El aire acondicionado del Gran Auditorio Nacional zumbaba suavemente, manteniendo una temperatura perfecta que contrastaba con el calor sofocante de la ciudad. Adentro, todo olía a perfume caro, a café recién hecho y a esa mezcla intangible de ambición y ego que suele llenar los congresos de alta alcurnia. En el centro del escenario, bajo un haz de luz que parecía diseñado para glorificarlo, estaba Álvaro Santillán.

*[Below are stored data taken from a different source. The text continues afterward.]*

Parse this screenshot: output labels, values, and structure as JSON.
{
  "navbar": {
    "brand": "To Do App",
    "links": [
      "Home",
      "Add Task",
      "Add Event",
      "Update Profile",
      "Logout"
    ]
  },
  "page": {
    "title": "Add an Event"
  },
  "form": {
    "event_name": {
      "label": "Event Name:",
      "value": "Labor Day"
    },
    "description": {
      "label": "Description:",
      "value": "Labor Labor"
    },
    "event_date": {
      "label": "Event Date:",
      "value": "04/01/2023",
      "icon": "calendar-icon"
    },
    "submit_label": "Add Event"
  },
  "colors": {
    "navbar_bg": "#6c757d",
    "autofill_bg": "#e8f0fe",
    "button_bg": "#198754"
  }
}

Álvaro no era solo un arquitecto; era una marca. Su nombre aparecía en las revistas más exclusivas de diseño, sus edificios desafiaban la gravedad en tres continentes y sus conferencias costaban lo que un obrero promedio ganaba en seis meses. Vestía un traje de lino italiano color crema, impecable, sin una sola arruga, y se movía por la tarima con la elegancia de un bailarín y la arrogancia de un rey.
—La arquitectura —decía, proyectando su voz con una dicción perfecta— no es el acto de apilar ladrillos. Eso lo hace cualquiera. La arquitectura es el arte de domar el espacio, de imponer la voluntad humana sobre el caos de la naturaleza. Y eso, señores, solo se logra con años de estudio, con sacrificio académico y con una mente privilegiada.

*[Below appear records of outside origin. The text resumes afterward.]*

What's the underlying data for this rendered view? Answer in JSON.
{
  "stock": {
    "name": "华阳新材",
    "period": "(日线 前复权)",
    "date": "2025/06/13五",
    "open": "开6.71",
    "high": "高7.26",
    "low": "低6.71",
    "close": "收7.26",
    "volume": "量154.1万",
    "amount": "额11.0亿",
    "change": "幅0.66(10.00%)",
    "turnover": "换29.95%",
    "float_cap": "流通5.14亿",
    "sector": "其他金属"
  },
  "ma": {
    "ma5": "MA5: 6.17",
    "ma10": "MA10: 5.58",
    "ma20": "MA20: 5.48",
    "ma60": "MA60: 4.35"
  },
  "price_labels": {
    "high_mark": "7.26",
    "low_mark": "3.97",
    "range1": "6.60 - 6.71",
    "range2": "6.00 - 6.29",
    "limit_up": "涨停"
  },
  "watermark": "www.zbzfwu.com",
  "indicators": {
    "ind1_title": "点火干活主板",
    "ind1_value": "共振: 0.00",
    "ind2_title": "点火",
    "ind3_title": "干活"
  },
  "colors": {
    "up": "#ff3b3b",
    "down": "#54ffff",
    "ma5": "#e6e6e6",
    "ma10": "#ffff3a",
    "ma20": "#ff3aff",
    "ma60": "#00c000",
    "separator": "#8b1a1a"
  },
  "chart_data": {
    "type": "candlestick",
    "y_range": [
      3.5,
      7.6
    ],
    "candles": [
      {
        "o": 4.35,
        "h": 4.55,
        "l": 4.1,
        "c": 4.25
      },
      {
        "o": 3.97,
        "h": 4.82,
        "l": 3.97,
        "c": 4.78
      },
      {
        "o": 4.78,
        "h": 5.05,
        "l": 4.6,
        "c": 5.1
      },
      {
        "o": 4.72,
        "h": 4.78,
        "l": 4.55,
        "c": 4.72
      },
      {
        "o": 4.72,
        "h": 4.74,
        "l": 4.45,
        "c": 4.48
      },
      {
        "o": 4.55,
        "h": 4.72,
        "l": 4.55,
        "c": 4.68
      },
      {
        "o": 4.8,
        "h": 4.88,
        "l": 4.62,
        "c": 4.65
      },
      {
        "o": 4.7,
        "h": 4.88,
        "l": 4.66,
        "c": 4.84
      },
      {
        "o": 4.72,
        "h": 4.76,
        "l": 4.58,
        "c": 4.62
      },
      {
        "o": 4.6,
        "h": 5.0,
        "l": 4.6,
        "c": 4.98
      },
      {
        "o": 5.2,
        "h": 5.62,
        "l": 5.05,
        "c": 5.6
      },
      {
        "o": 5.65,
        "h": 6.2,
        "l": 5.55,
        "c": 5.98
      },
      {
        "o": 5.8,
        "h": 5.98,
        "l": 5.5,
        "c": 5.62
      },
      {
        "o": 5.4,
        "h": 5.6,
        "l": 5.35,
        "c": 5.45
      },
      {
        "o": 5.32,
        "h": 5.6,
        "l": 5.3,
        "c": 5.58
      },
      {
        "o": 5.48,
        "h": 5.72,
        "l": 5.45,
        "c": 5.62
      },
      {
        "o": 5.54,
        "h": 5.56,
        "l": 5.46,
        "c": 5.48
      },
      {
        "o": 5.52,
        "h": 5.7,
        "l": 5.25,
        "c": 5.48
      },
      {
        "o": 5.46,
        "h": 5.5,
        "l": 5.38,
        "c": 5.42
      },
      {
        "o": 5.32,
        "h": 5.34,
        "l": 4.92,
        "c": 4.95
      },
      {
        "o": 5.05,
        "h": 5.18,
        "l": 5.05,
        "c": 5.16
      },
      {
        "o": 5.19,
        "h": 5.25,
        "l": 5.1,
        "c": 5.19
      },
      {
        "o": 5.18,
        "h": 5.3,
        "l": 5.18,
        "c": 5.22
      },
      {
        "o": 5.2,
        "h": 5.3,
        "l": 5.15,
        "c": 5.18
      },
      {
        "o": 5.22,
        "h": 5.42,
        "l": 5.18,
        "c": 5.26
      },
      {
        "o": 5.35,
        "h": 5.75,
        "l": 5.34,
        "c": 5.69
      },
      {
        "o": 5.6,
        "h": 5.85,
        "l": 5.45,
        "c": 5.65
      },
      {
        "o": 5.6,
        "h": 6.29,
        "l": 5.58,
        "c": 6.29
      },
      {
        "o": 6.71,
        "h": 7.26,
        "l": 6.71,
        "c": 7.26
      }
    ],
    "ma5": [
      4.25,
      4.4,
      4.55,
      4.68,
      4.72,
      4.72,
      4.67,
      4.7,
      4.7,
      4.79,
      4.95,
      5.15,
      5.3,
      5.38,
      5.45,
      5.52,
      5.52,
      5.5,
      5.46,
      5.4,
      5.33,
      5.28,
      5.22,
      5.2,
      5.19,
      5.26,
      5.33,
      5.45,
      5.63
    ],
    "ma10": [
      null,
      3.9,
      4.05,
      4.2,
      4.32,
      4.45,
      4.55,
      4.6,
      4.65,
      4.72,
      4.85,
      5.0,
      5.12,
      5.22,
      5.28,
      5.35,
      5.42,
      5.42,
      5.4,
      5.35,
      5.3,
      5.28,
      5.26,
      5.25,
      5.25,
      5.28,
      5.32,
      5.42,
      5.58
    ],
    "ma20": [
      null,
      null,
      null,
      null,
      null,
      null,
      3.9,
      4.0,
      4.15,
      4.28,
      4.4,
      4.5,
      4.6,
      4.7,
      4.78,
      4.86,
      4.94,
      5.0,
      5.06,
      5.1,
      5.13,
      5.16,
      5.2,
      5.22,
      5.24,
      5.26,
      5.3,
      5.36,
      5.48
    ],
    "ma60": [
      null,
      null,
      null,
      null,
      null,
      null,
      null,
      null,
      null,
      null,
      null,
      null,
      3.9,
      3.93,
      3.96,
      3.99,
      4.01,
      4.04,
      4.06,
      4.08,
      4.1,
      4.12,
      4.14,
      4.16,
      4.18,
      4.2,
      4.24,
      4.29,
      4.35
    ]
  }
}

El público, compuesto por cientos de estudiantes embelesados, profesores y colegas que secretamente lo envidiaban, estalló en aplausos. Álvaro sonrió, una sonrisa ensayada, y bebió un sorbo de agua. Se sentía intocable. Para él, el mundo se dividía en dos: los que diseñaban el futuro y los que simplemente vivían en él.
Sin embargo, en la última fila, en la penumbra, había alguien que desentonaba violentamente con el paisaje. No llevaba traje, ni tablet, ni credencial dorada. Tomás Ríos, un joven de 25 años, estaba sentado con la espalda recta y las manos apoyadas sobre las rodillas. Llevaba unos vaqueros desgastados por el roce constante de materiales ásperos y una camisa de franela azul con manchas visibles de cal y cemento seco en los puños. Sus botas de seguridad, cubiertas de un polvo grisáceo que parecía eterno, descansaban pesadamente sobre la alfombra roja del auditorio.

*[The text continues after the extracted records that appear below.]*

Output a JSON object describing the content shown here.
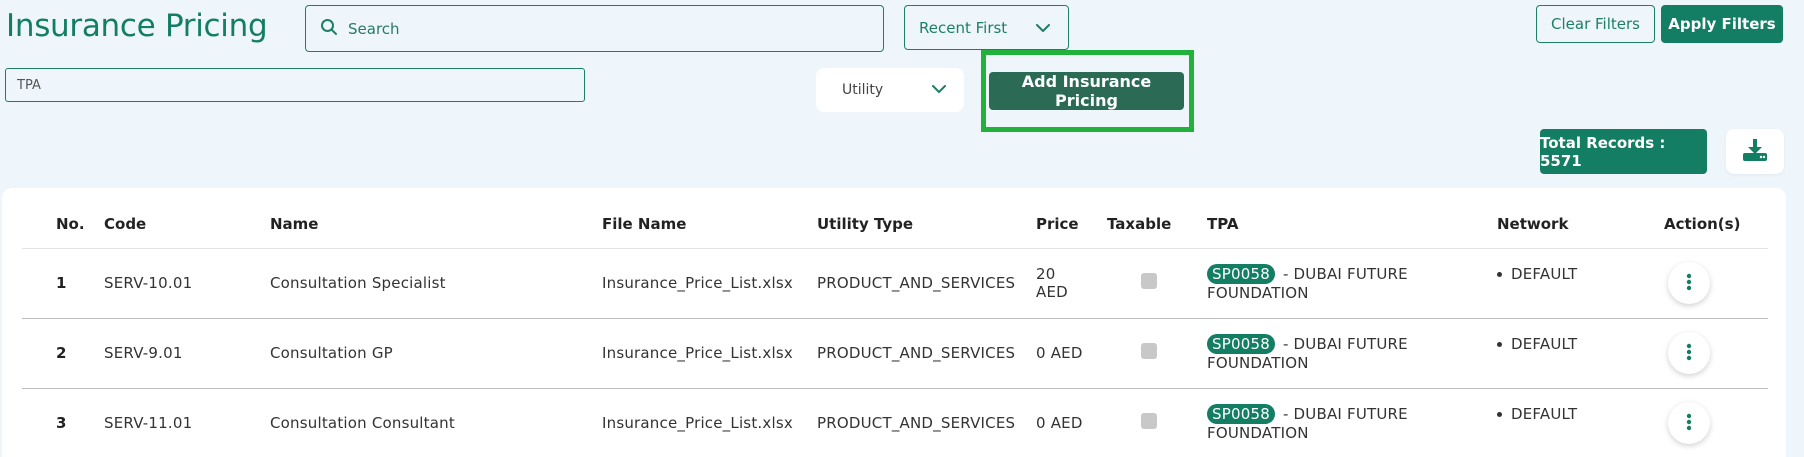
{
  "header": {
    "title": "Insurance Pricing",
    "search_placeholder": "Search",
    "sort_selected": "Recent First",
    "clear_filters_label": "Clear Filters",
    "apply_filters_label": "Apply Filters"
  },
  "filters": {
    "tpa_placeholder": "TPA",
    "utility_selected": "Utility",
    "add_button_label": "Add Insurance Pricing"
  },
  "summary": {
    "total_records_label": "Total Records : 5571"
  },
  "table": {
    "columns": [
      "No.",
      "Code",
      "Name",
      "File Name",
      "Utility Type",
      "Price",
      "Taxable",
      "TPA",
      "Network",
      "Action(s)"
    ],
    "rows": [
      {
        "no": "1",
        "code": "SERV-10.01",
        "name": "Consultation Specialist",
        "file_name": "Insurance_Price_List.xlsx",
        "utility_type": "PRODUCT_AND_SERVICES",
        "price": "20 AED",
        "tpa_code": "SP0058",
        "tpa_name": "- DUBAI FUTURE FOUNDATION",
        "network": "DEFAULT"
      },
      {
        "no": "2",
        "code": "SERV-9.01",
        "name": "Consultation GP",
        "file_name": "Insurance_Price_List.xlsx",
        "utility_type": "PRODUCT_AND_SERVICES",
        "price": "0 AED",
        "tpa_code": "SP0058",
        "tpa_name": "- DUBAI FUTURE FOUNDATION",
        "network": "DEFAULT"
      },
      {
        "no": "3",
        "code": "SERV-11.01",
        "name": "Consultation Consultant",
        "file_name": "Insurance_Price_List.xlsx",
        "utility_type": "PRODUCT_AND_SERVICES",
        "price": "0 AED",
        "tpa_code": "SP0058",
        "tpa_name": "- DUBAI FUTURE FOUNDATION",
        "network": "DEFAULT"
      }
    ]
  },
  "colors": {
    "brand_green": "#137e64",
    "highlight_green": "#22b23c",
    "page_bg": "#eef6fb"
  },
  "icons": {
    "search": "search-icon",
    "chevron": "chevron-down-icon",
    "download": "download-icon",
    "more": "more-vertical-icon"
  }
}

La gente a su alrededor lo miraba de reojo, con esa mezcla de curiosidad y desdén que la élite reserva para los intrusos. Murmuraban. “¿Qué hace este aquí?”, se preguntaban con la mirada. “¿Se habrá perdido buscando la salida de servicio?”. Pero Tomás no estaba perdido. Estaba escuchando. Sus ojos oscuros y profundos no perdían detalle de lo que ocurría en el escenario. No tomaba notas, no grababa con el celular. Solo observaba, con la misma atención con la que vigilaba una grieta en un muro de carga.
Álvaro, acostumbrado a ser el centro de atención, notó la mancha discordante en su lienzo perfecto. Desde el escenario, la figura de Tomás era imposible de ignorar. Le molestaba. Le ofendía que alguien hubiera entrado a su templo del saber con ropa de trabajo. Decidió que ese sería el momento perfecto para una lección práctica sobre la jerarquía del mundo.
—Veo que hoy tenemos un público… diverso —dijo Álvaro, bajando el tono para que sonara confidencial, aunque el micrófono amplificaba cada sílaba. Caminó hasta el borde del escenario y señaló directamente al fondo, hacia la última fila—. Tú, el joven de la camisa azul. Sí, tú.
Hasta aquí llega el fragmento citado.